Polyol lipids, also known as liamocins, are a class of surface active glycolipids [1]. These microbiologically produced lipids (alongside others) are also referred to as biosurfactants. Compared to chemically synthesized surfactants derived from fossil fuels, biosurfactants provide a more environmentally friendly and less toxic alternative. These compounds typically consist of a hydrophilic head group made up of a sugar component and a hydrophobic tail composed of fatty acids. In case of polyol lipids, the chemical structure includes a hydrophilic head region comprised of diverse sugar alcohols, such as mannitol or arabitol, connected to a hydrophobic tail formed by three or four 3,5-dihydroxydecanoic acids (DHDA). Additionally, acetylation at the 3-OH position of the 3,5-dihydroxydecanoic acid immediately attached to the sugar alcohol is possible. Other potentially relevant biosurfactant structures have also been described in Aureobasidium pullulans, including exophilins, also known as tri- and tetradihydroxydecanoic acids (3DDA and 4DDA) [1]. Due to its rich portfolio of potential biosurfactants, research has increasingly focused on the dark, yeast-like fungus Aureobasidium pullulans.
Because of the high structural diversity of polyol lipids, chromatographic separation and high resolution mass spectrometry (HRMS) are necessary for identification. Reversed-phase liquid chromatography (RP-LC) effectively separates various classes of polyol lipids. High resolution mass spectrometry using electrospray ionization (in positive mode) and data-dependent tandem mass spectrometry (MS/MS) allow for a comprehensive detection and characterization of polyol lipids and similar substances. Post-column splitting via a t-piece enables a simultaneous detection and relative interclass quantification via a charged aerosol detector (CAD).
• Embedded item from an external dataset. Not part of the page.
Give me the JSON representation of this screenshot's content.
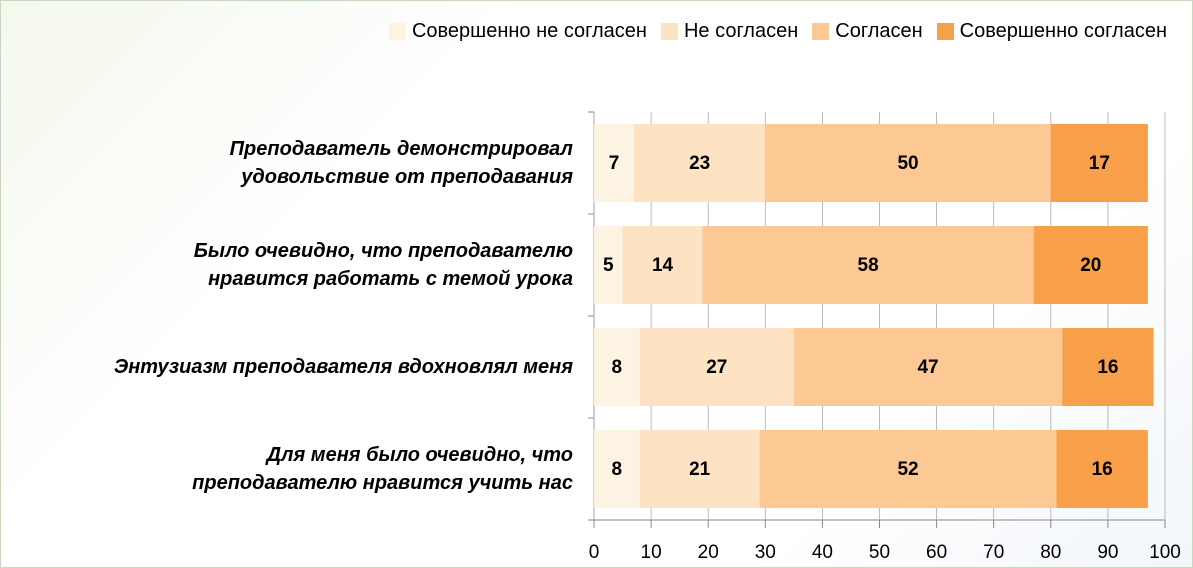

By examining several mutant strains and different conditions during cultivation of Aureobasidium pullulans, its versatility as a producer of biosurfactants is showcased.
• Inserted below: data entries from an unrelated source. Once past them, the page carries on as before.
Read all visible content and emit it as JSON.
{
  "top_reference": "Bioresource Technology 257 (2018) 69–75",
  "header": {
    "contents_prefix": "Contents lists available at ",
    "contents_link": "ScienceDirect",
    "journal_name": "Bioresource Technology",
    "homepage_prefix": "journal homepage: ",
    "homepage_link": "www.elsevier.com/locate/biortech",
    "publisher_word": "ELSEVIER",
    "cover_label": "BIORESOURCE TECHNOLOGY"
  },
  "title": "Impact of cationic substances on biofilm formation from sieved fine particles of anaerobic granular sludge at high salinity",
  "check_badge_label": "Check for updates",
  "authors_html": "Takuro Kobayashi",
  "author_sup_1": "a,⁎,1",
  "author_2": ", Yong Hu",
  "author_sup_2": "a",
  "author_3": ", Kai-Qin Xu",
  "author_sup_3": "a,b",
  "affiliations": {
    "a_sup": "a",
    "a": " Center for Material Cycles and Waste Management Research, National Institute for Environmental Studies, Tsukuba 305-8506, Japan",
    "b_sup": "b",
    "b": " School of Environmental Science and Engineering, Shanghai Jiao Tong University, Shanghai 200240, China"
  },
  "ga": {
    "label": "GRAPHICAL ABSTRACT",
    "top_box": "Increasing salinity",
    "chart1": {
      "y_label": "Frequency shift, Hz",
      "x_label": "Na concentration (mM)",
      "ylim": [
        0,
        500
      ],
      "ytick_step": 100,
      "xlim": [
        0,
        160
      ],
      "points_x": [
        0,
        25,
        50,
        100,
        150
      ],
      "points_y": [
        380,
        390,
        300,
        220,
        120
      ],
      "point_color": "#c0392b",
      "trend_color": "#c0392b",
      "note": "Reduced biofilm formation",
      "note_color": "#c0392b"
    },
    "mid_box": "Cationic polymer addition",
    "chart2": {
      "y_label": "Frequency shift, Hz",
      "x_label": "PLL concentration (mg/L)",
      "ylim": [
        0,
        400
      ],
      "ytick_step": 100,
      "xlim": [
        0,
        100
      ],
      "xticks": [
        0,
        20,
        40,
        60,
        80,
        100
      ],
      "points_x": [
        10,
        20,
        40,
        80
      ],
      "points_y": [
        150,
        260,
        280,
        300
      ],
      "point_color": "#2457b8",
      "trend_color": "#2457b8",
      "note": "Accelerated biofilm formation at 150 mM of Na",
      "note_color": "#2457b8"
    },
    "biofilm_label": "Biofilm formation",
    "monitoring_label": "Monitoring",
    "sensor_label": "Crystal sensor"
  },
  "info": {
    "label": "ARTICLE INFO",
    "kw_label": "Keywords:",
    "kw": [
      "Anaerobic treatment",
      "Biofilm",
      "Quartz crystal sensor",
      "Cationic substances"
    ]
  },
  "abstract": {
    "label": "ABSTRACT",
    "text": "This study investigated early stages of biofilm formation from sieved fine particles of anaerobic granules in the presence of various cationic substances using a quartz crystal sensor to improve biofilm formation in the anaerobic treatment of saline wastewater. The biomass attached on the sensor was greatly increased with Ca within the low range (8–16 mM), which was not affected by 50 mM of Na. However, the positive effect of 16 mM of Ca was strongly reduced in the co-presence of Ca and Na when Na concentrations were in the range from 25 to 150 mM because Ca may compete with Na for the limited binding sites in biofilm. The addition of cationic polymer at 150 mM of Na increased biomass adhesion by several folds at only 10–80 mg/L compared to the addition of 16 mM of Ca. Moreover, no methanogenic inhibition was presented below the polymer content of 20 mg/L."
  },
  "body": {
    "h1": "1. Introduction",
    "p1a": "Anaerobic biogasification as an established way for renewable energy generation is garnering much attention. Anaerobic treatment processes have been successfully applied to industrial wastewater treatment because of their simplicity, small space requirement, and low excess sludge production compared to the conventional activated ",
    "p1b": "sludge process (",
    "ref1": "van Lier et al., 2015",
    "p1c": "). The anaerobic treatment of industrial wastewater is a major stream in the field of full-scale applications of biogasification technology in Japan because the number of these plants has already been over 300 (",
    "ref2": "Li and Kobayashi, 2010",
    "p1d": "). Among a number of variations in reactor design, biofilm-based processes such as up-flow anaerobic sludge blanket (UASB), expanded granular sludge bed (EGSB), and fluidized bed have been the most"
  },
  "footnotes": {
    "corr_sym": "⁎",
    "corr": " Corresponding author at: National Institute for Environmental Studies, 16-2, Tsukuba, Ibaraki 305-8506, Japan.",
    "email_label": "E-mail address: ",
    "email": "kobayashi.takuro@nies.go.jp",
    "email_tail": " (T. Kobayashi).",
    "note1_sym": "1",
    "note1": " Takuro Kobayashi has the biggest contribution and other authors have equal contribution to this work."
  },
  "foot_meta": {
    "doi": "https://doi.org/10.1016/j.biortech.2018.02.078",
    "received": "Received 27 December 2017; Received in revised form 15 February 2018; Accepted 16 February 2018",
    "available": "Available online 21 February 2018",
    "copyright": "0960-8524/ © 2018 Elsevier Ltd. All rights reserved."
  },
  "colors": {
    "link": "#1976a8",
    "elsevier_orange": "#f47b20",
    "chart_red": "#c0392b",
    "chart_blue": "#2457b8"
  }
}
In this study, an efficient method for separating and identifying polyol lipids present in Aureobasidium pullulans strains was developed. Furthermore, this study provides a relative quantitative analysis of various polyol lipid classes and their distribution in different mutant strains and cultivation conditions. The results presented in this work highlight potential different parameters for optimizing the biotechnological production of biosurfactants in Aureobasidium pullulans.
[1] Tiso, T.; Welsing, G.; Lipphardt, A.; Sauer, D. F.; Chi, Z.; Blank, L. M.; Hayen, H. J Surfact Deterg. 2024, 27, 459-461.